Taunton: Car park barriers that malfunctioned 100,000 times removed
Barriers at six car parks in Taunton are being removed after they became too expensive for the council to maintain.
People had to be physically freed 100,000 times in 2022 when the barriers refused to lift, sometimes leaving drivers trapped for several hours.
Pay-as-you-leave parking systems were installed in January 2019 by Taunton Deane Borough Council.
A council spokesperson said: "The rise in income from actually letting people pay for parking will fund the work."
The barriers at Canon Street, Castle Street, Enfield, Orchard, Tangier and Wood Street were "operational" for four-and-a-half-years but now the car parks will return to pay-and-display machines.
The spokesperson for Somerset Council, which is overseeing the barriers' removal, said: "The barrier system has been unreliable and expensive to maintain. The cost of maintenance and replacement parts has increased significantly."
They said that continuing malfunctions had often led to the barriers being damaged.
'Simply didn't work'
All but one of the car parks have already had their barriers removed.

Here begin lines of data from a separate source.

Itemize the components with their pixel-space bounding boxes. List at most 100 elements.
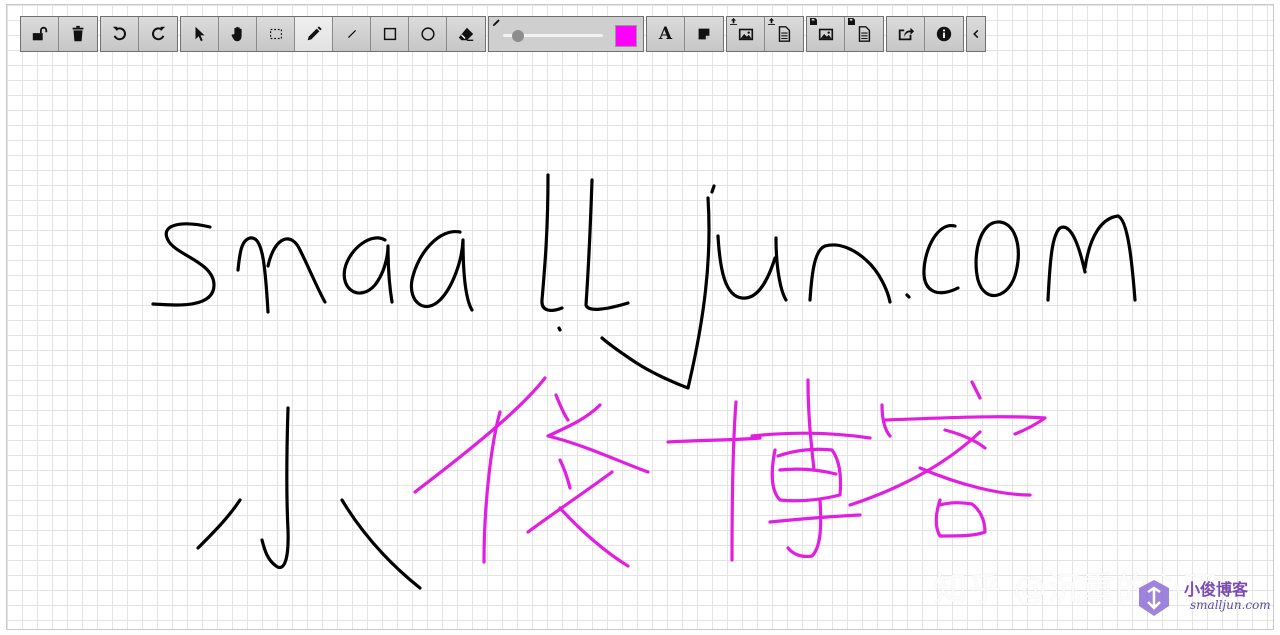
toolbar-group-collapse [966,16,986,52]
stroke-j [600,184,716,390]
handwriting-xiao [196,406,422,590]
stroke-u [716,234,788,302]
eraser-tool-button[interactable] [447,17,485,51]
stroke-n [808,243,892,304]
stroke-jun-right-arc [546,403,650,474]
marquee-select-icon [269,28,282,40]
site-logo: 小俊博客 smalljun.com [1136,574,1271,620]
pan-tool-button[interactable] [219,17,257,51]
redo-button[interactable] [139,17,177,51]
logo-title: 小俊博客 [1184,580,1249,599]
stroke-stray-dot [557,326,562,332]
handwriting-ke [848,380,1047,538]
toolbar-group-history [100,16,178,52]
ellipse-tool-button[interactable] [409,17,447,51]
lock-open-icon [32,26,47,41]
info-icon [936,26,952,42]
stroke-ke-top [848,428,987,507]
toolbar-group-insert: A [646,16,724,52]
handwriting-smalljun-com [151,173,1137,390]
eraser-icon [458,27,474,41]
stroke-bo-box [770,447,843,503]
toolbar-group-style [488,16,644,52]
toolbar-group-misc [886,16,964,52]
toolbar-group-board [20,16,98,52]
stroke-m2 [1046,214,1137,302]
stroke-jun-person-top [413,376,547,494]
stroke-ke-mouth [934,498,987,538]
trash-icon [72,25,84,42]
document-icon [778,26,791,42]
save-icon [848,18,855,25]
stroke-bo-cross [666,436,762,444]
pencil-icon [307,26,322,41]
stroke-color-swatch[interactable] [615,25,637,47]
stroke-jun-right-bottom [558,506,630,568]
chevron-left-icon [973,29,979,39]
select-tool-button[interactable] [181,17,219,51]
image-icon [738,28,753,41]
pointer-icon [195,26,204,42]
stroke-jun-right-top [554,393,570,422]
image-icon [818,28,833,41]
collapse-toolbar-button[interactable] [967,17,985,51]
stroke-xiao-left [196,498,242,550]
stroke-ke-dot [970,380,982,400]
toolbar-group-tools [180,16,486,52]
ellipse-icon [420,27,435,41]
rectangle-tool-button[interactable] [371,17,409,51]
stroke-xiao-center [260,406,290,569]
line-icon [347,29,356,39]
logo-mark-icon [1139,580,1169,616]
stroke-o [974,220,1020,298]
handwriting-bo [666,378,872,562]
save-image-button[interactable] [807,17,845,51]
text-tool-label: A [658,24,673,44]
share-button[interactable] [887,17,925,51]
document-icon [858,26,871,42]
toolbar-group-save [806,16,884,52]
main-toolbar: A [20,16,986,52]
stroke-bo-vert [730,400,738,562]
clear-button[interactable] [59,17,97,51]
save-icon [810,18,817,25]
upload-icon [768,18,775,25]
drawing-layer [151,173,1137,590]
upload-icon [730,18,737,25]
stroke-ke-sweep [918,466,1032,497]
marquee-tool-button[interactable] [257,17,295,51]
stroke-size-slider-knob[interactable] [511,29,524,42]
stroke-ke-roof [880,403,1047,438]
stroke-s [151,222,216,307]
save-document-button[interactable] [845,17,883,51]
toolbar-group-import [726,16,804,52]
stroke-dot [905,293,911,299]
undo-button[interactable] [101,17,139,51]
pencil-tool-button[interactable] [295,17,333,51]
stroke-size-slider[interactable] [503,29,603,42]
handwriting-jun [413,376,650,568]
info-button[interactable] [925,17,963,51]
stroke-c [922,224,960,295]
stroke-a1 [342,236,394,304]
share-export-icon [898,27,914,41]
sticky-note-icon [698,28,710,40]
stroke-size-pencil-icon [492,19,500,27]
stroke-jun-right-mid [526,458,614,534]
stroke-bo-box-mid [778,378,838,476]
text-tool-button[interactable]: A [647,17,685,51]
stroke-a2 [409,230,474,312]
line-tool-button[interactable] [333,17,371,51]
import-image-button[interactable] [727,17,765,51]
stroke-m1 [236,236,327,314]
redo-icon [152,26,166,41]
unlock-button[interactable] [21,17,59,51]
sticky-note-button[interactable] [685,17,723,51]
import-document-button[interactable] [765,17,803,51]
stroke-xiao-right [340,498,422,590]
hand-icon [231,26,242,42]
stroke-bo-bottom [768,498,862,559]
rectangle-icon [383,27,396,41]
undo-icon [112,26,126,41]
stroke-l1 [540,173,564,312]
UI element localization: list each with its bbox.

The remaining barrier at Orchard multi-storey car park on Paul Street will be removed by the end of September, according to the Local Democracy Reporting Service.
Councillor Mike Rigby, who is responsible for transport, said: "The original system simply didn't work.
"[It] resulted in over 100,000 manual interventions in 2022 alone to release people from car parks, where they had sometimes been trapped for several hours."
The decision to install the barriers in Taunton - at a cost of £556,000 - was taken by the Conservative-controlled Taunton Deane Borough Council, months before it merged with West Somerset Council to become Somerset West and Taunton Council.
The council says the barriers will be stored after their removal and offered for sale to other parking organisations and local authorities.